Resepsiyonda Osman Sertkaya ile bir defa daha tokuşmuştuk! Bir ara yan yana geldiğimizde, “Bizim sefaret bunu düşünemedi!” deyince, “haber mi verdik?” diye yanıt vermişti. Ben de bunun üzerine; “O sizin işinizdi, Türk Dil Kurumu haber vermeliydi!” demiştim. Gerçekten, büyük Atatürk’ün mirasını hovardaca harcayan Türk Dil Kurumu, neden bunları düşünemez, acaba?..
Prag’de Gezinti
Çek Cumhuriyeti’nde 10 milyon 250 kişi yaşamakta olup, nüfusun 1,5 milyon kadarı başkent Prag’da yaşamaktaydı. Avrupalılar Çek Cumhuriyeti başkentine "Altın Şehir", "Masal Şehri", "Şehirlerin Anası" ve "Avrupa'nın Kalbi” gibi tanımlamalar yapıyorlardı. Wenceslas Meydanındaki Wenceslas Anıtı ve Ulusal Müze görülesi yerlerdendi. Ev sahiplerimiz bir gün Prag gezisi düzenlemişlerdi. Önce otobüsle geniş bir tur yaparak, tarihi mekanları ve o arada 14.Yüzyılda yapılan St. Vitus katedralini de göstermişlerdi. Yaya olarak dolaştığımız, “Eski Şehir” ise, günlerce gidilip gezilse, doyulamayacak kadar çok güzelliklere sahipti. Buradaki Astronomik Saat Kulesi, Vltava Nehri ile Eski Şehir Meydanı arasında kalan Yahudi Bölgesi, Nehir üzerindeki Charles köprüsü ve çok sayıdaki müzeler yer alıyordu. Ama her binanın kendine özgü mimari yapısı vardı ve hepsi de ayrı güzellikteydi.

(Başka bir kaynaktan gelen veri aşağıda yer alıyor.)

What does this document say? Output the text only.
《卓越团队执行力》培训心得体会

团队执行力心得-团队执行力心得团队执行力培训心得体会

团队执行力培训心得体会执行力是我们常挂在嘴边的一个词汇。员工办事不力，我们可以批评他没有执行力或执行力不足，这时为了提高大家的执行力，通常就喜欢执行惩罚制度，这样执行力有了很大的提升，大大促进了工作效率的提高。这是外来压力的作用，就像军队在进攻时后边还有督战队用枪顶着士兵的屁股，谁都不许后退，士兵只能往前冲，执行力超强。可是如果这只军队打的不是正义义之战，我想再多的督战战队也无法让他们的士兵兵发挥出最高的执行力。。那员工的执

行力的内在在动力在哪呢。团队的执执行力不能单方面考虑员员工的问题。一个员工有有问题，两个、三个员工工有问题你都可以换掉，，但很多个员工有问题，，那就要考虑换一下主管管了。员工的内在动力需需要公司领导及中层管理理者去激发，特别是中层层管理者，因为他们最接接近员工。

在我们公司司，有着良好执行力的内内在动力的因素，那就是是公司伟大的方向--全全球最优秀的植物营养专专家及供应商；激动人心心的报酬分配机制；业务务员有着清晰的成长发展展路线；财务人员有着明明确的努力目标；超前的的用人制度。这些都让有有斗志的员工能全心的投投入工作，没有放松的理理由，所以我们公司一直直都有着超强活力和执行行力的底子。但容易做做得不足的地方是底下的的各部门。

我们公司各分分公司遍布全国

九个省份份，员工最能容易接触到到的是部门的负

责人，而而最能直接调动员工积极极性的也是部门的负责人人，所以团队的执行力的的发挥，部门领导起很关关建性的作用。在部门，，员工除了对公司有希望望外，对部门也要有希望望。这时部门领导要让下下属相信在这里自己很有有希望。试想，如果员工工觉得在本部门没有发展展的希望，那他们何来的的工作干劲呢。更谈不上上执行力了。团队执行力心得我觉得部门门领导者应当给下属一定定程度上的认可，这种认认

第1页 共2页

Vltava Nehrinde de bir vapur gezintisi yapmıştık. Bu gezintide, nehrin iki yakasındaki yapıları seyrederek, bu gerçekten güzel şehre hayranlığımız artmıştı.
Aynı gün, Charles Üniversitesi de ziyaret edilmiş, senato salonunda verilen brifingde, ayrıntılı bilgiler almıştık. Üniversitedeki resepsiyonda, Ankara’da büyükelçi olarak görevli olan Türkolog Tomas Lane ile de görüşmüştük.
Akşam da Stari Vrch adlı bir mekanda bulunan restorana gitmiştik. Burada sınırsız yemek ve içki vardı. Tabii müzik de… Ayrıca Çek halk oyunları ve musikisine de doymuştuk.
Çok hareketli geçen günün ardından otele döndüğümüzde vakit, gece yarısını geçiyordu.
PIAC Konferansı da, Prag gezimiz de tamamlanmıştı ve artık, yurda dönme zamanı gelmişti. Kimileri Viyana’ya, kimileri Karlovi Vari’ye giderek görmek istiyordu. Ben de 27 Ağustos 1999 Sabahı saat 05.20’de kalkmış; hava alanına gitmiş ve uçakla yurda dönmüştüm.